Sadar bahwa masih bnyk lagi yg diuji, dgn cobaan yg lebih dr yg saya alami, Allah sudah menertibkan semuanya sesuai denga porsinya masing-masing, Allah lebih tahu batas kesanggupan hambaNya.
Saya berpikir & bertanya-tanya, kenapa mesti saya yg Allah pilih untuk beliau, mengawalsisa hidup beliau, bahkan saya sendiri yg menyaksikan dengan-cara langsung bagaimana malaikat mencabut nyawanya dr dunia ini. Tapi saya sadar bahwa Allah menentukan saya lantaran saya berpengaruh & mungkin Allah ingin saya memperjuangkan amal jariyah almarhum suami saya d dunia ini. Harapan utama saya ialah mudah-mudahan saya besar lengan berkuasa & benar-benar bisa menjalani amal jariyah untuk almarhum suami saya.
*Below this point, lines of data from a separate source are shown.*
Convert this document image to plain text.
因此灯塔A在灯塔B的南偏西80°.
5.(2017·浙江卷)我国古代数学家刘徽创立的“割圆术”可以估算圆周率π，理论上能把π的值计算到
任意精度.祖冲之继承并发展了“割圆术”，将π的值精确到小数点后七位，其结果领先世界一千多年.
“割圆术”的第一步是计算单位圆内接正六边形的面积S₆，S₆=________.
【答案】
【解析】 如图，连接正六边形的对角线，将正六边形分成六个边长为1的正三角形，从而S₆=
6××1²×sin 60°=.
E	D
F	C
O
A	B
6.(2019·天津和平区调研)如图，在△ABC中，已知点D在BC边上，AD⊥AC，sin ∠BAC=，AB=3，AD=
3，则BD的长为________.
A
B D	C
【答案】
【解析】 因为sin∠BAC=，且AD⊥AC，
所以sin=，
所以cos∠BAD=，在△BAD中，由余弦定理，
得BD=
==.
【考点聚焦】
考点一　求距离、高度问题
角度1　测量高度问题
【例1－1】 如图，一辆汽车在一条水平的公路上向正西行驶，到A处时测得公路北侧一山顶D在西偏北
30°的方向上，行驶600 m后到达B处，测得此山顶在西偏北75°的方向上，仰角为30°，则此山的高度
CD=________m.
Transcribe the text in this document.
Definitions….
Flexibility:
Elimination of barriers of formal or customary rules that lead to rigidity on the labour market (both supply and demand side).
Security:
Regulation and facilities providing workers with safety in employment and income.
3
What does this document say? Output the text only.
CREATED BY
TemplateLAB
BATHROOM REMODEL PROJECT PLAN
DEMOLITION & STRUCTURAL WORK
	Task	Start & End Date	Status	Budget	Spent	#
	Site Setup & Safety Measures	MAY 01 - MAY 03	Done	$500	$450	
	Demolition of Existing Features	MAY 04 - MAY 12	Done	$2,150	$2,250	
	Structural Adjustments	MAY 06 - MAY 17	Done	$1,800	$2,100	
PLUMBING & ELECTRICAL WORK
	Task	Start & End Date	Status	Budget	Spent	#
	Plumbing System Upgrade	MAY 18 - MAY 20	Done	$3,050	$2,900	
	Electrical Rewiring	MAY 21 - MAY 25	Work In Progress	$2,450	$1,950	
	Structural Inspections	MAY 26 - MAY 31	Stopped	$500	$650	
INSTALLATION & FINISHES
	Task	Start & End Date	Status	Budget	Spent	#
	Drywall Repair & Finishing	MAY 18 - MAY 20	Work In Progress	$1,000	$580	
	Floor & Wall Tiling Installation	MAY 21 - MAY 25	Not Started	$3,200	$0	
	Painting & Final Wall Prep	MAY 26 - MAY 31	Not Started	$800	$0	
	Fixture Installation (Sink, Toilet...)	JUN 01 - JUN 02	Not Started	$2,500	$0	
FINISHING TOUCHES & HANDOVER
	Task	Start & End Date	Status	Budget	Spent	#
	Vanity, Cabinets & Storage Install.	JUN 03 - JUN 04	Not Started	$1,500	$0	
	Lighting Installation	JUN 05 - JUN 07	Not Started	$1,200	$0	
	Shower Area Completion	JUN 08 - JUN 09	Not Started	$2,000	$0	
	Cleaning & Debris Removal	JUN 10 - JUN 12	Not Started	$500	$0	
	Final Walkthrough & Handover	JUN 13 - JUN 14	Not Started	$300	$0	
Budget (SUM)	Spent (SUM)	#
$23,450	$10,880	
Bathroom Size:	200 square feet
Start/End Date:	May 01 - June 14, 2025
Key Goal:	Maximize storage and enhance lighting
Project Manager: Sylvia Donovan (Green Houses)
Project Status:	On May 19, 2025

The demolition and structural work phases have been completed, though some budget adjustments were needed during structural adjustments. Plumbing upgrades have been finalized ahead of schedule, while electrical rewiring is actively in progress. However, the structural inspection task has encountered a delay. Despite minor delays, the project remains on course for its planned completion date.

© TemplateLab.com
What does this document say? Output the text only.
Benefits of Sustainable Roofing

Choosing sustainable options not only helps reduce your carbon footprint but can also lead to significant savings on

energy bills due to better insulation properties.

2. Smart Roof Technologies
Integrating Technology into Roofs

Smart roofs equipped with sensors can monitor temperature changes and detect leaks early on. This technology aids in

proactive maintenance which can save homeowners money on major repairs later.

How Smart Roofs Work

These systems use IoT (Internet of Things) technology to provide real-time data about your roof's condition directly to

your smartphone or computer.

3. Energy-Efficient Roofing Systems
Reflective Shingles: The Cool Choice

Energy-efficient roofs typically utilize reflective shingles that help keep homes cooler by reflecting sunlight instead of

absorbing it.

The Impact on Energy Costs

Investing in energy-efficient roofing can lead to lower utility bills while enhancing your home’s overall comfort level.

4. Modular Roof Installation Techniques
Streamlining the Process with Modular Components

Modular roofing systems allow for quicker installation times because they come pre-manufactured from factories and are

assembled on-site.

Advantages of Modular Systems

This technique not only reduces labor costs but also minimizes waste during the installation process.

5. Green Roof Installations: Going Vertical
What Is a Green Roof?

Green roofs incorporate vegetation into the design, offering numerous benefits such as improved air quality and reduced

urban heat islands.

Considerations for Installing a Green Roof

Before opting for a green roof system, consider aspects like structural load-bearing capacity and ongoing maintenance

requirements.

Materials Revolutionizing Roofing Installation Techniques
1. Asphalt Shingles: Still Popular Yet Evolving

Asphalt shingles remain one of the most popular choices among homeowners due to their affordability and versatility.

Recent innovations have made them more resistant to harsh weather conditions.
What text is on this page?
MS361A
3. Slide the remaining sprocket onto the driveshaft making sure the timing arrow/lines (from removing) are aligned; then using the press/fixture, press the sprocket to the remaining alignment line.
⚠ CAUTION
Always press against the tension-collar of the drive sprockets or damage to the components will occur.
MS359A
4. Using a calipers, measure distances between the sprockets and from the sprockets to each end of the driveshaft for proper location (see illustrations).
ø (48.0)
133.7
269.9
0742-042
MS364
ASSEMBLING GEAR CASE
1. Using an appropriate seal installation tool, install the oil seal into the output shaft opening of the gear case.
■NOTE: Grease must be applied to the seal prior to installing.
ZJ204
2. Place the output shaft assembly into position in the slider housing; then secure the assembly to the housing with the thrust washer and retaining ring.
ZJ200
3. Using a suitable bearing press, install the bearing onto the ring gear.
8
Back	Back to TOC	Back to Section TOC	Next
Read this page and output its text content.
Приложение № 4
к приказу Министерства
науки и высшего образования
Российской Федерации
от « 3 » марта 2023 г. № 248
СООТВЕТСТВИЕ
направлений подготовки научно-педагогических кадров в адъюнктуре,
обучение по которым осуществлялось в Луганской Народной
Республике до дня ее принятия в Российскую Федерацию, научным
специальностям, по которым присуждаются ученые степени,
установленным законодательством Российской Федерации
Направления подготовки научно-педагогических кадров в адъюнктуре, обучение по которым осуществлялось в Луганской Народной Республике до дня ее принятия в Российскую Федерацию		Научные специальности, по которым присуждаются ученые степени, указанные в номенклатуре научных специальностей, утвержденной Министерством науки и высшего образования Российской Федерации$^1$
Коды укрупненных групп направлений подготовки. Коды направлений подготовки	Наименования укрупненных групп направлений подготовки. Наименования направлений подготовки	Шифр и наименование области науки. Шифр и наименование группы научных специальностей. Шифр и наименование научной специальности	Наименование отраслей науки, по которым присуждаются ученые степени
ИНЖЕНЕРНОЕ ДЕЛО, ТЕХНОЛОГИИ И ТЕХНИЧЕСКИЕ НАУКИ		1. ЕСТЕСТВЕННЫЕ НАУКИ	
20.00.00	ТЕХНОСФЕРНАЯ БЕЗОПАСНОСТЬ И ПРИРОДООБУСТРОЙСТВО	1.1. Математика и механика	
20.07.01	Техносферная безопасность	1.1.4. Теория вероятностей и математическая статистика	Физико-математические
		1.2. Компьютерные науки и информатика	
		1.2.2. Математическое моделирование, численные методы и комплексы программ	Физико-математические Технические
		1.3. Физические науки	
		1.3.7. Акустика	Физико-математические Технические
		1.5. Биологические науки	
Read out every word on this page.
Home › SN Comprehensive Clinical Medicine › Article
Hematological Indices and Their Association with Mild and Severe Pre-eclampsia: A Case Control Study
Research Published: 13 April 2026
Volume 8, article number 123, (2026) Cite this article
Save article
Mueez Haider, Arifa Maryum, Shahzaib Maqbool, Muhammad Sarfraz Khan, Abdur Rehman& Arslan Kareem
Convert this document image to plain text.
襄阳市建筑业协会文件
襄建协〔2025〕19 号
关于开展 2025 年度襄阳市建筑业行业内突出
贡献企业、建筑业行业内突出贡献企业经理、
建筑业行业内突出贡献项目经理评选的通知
Teruntuk seluruh kerabat, sahabat yg saya kenal ataupun tidak, di mana pun kalian berada, saya ucapkan beribu terima kasih karena telah mendoakan almarhum suami saya serta menguatkan saya semoga saya bisa menghadapi apa yg telah menjadi takdir saya. Maafkan suami sy bila slama ini ia pernah berbuat kesalahan disengaja ataupun tidak.
“Saya ingin smua orang tahu bahwa tak semua polisi itu jahat, saya ingin mengubah pemikiran yg negatif itu menjadi nyata. Saya seorang polisi ingin menunjukkan pada siapa saja bahwa tak semua polisi itu jahat.”
Kalimat di atas ialah kalimat yg saya dengar eksklusif dr almarhum tatkala pertama kali saya mengenalnya sampai saya menikah dengannya. Kalimat itu bukanlah hanya suatu kalimat, namun almarhum menyampaikan sebuah keinginannya, sebuah cita-citanya. Sebenarnya sudah cukup almarhum buktikan ke saya, tatkala almarhum menunjukkan mahar hafalan surat Ar-Rahman dgn suaranya yg begitu merdu.
Masya Allah. Tapi saya merasa kalimat tersebut tak cukup hanya saya yg tahu, maka dr sini saya ingin menggambarkan pada seluruh masyarakat bagaimana sosok seorang Furkan terhadap saya istrinya, seluruh keluarganya, sobat-temannya, bahkan orang yg baru saja ia kenal.
Dari hari pertama suami saya meninggal, saya eksklusif menanamkan pada hati saya “tulus” lantaran pada bekerjsama ia yaitu milik Allah, & saya hanya dititipkan untuk beberapa waktu, jadi tatkala Allah mengambil kembali saya mesti ikhlas & tetap terus berdoa supaya kelak saya bisa disatukan kembali dgn suami. [@paramuda/Wargamasyarakat]
Catatan itu ditulis oleh Rina Desiana melalui jejaring sosial dengan-cara berseri. Untuk suaminya Brigadir Polisi Furkan mengembuskan napas terakhirnya usai melakukan sholat Subuh, Rabu (24/1/2018).